Sehr belangreich für seine künstlerische Biografie war die Freundschaft mit dem West-Kollegen Jörg Immendorff, den er 1976 kennenlernte. Daraus wuchs eine Zusammenarbeit, und Immendorff förderte den DDR-Dissidenten nachhaltig. 1980 wurde A.R. Penck, der unter Stasi-Repressalien und der Beschlagnahmung von Werken zu leiden hatte, ausgebürgert und ging in den Westen, zunächst nach Kerpen bei Köln.

Der Meister der Zeichen

A.R. Penck hat ein kraftvolles, sehr eindruckmächtiges Werk geschaffen, das von seiner charakteristischen Zeichen- und Bildersprache geprägt wird.
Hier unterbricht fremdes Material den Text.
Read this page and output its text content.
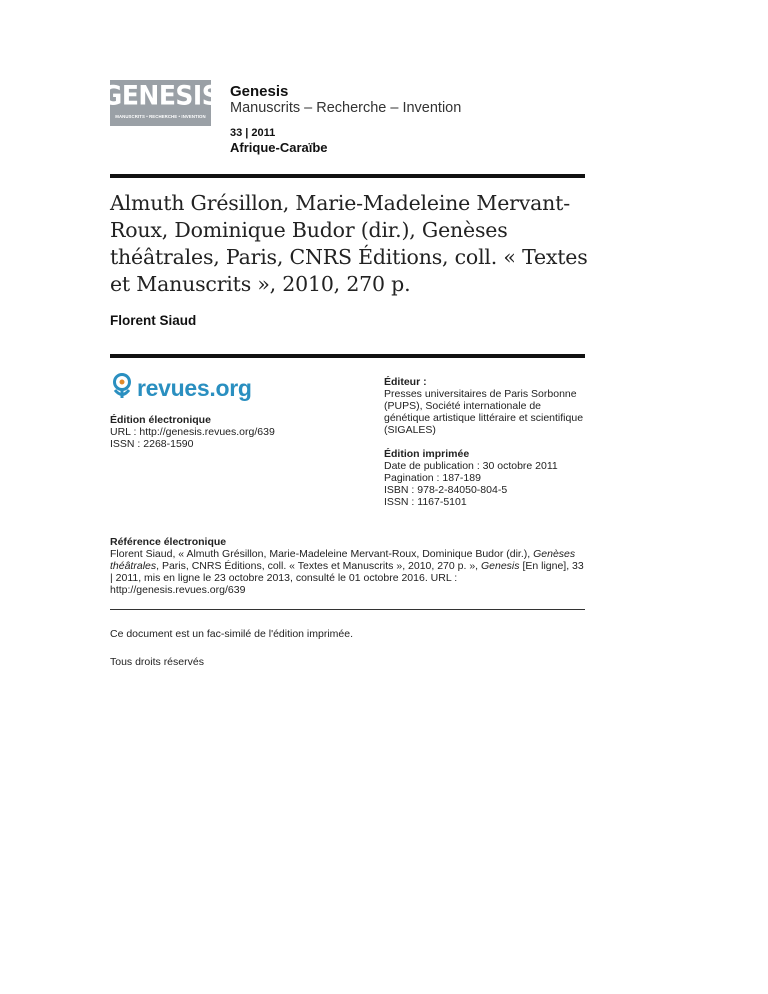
GENESIS
MANUSCRITS • RECHERCHE • INVENTION
Genesis
Manuscrits – Recherche – Invention
33 | 2011
Afrique-Caraïbe
Almuth Grésillon, Marie-Madeleine Mervant-Roux, Dominique Budor (dir.), Genèses théâtrales, Paris, CNRS Éditions, coll. « Textes et Manuscrits », 2010, 270 p.
Florent Siaud
revues.org
Édition électronique
URL : http://genesis.revues.org/639
ISSN : 2268-1590
Éditeur :
Presses universitaires de Paris Sorbonne (PUPS), Société internationale de génétique artistique littéraire et scientifique (SIGALES)
Édition imprimée
Date de publication : 30 octobre 2011
Pagination : 187-189
ISBN : 978-2-84050-804-5
ISSN : 1167-5101
Référence électronique
Florent Siaud, « Almuth Grésillon, Marie-Madeleine Mervant-Roux, Dominique Budor (dir.), Genèses théâtrales, Paris, CNRS Éditions, coll. « Textes et Manuscrits », 2010, 270 p. », Genesis [En ligne], 33 | 2011, mis en ligne le 23 octobre 2013, consulté le 01 octobre 2016. URL : http://genesis.revues.org/639
Ce document est un fac-similé de l'édition imprimée.
Tous droits réservés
Werke, die virtuos an archaische Höhlenmalerei erinnern und opulent reich an kalligrafischen Kürzeln, Graffiti-Elementen und Piktogrammen sind. Übrigens hat sich der Künstler bei seinem etablierten Namen von dem Geologen und Eiszeit-Forscher Albrecht Penck inspirieren lassen.

Sein vitales Werk wurde auch zur Inspirationsquelle für junge Künstler - wie eben die Maler der "Neuen Wilden" in Deutschland und das Graffiti-Genie Keith Haring in den USA.

A.R. Penck ging seinen eigenen, seinen einzigartigen Weg. Ein Studium blieb ihm in der DDR verwehrt. So entwickelte sich der Dresdner zu einem buchstäblich non-akademischen und mit Sicherheit unorthodoxen Bildner, jenseits der Begrenzungen des Sozialistischen Realismus. Ironischerweise musste er erst Hochschullehrer werden, um die universitäre Bildungswelt betreten zu dürfen: 1989 wurde A.R. Penck als Professor für Malerei an die Düsseldorfer Kunstakademie berufen – und das blieb der Autodidakt bis zu seiner Emeritierung im Jahre 2003. Danach zog er, nachdem er auch Jahre in London verbracht hatte, nach Irland und lebte zuletzt zurückgezogen in Dublin.

Am 2. Mai 2017 ist A.R. Penck im Alter von 77 Jahren nach einer schweren Erkrankung in Zürich gestorben.

Anlässlich der A.R. Penck-Ausstellung vom 18. März bis zum 21. April 2018 hat die Galerie Heidefeld & Partner einen eigenen Katalog über A.R. Penck und sein Werk herausgegeben.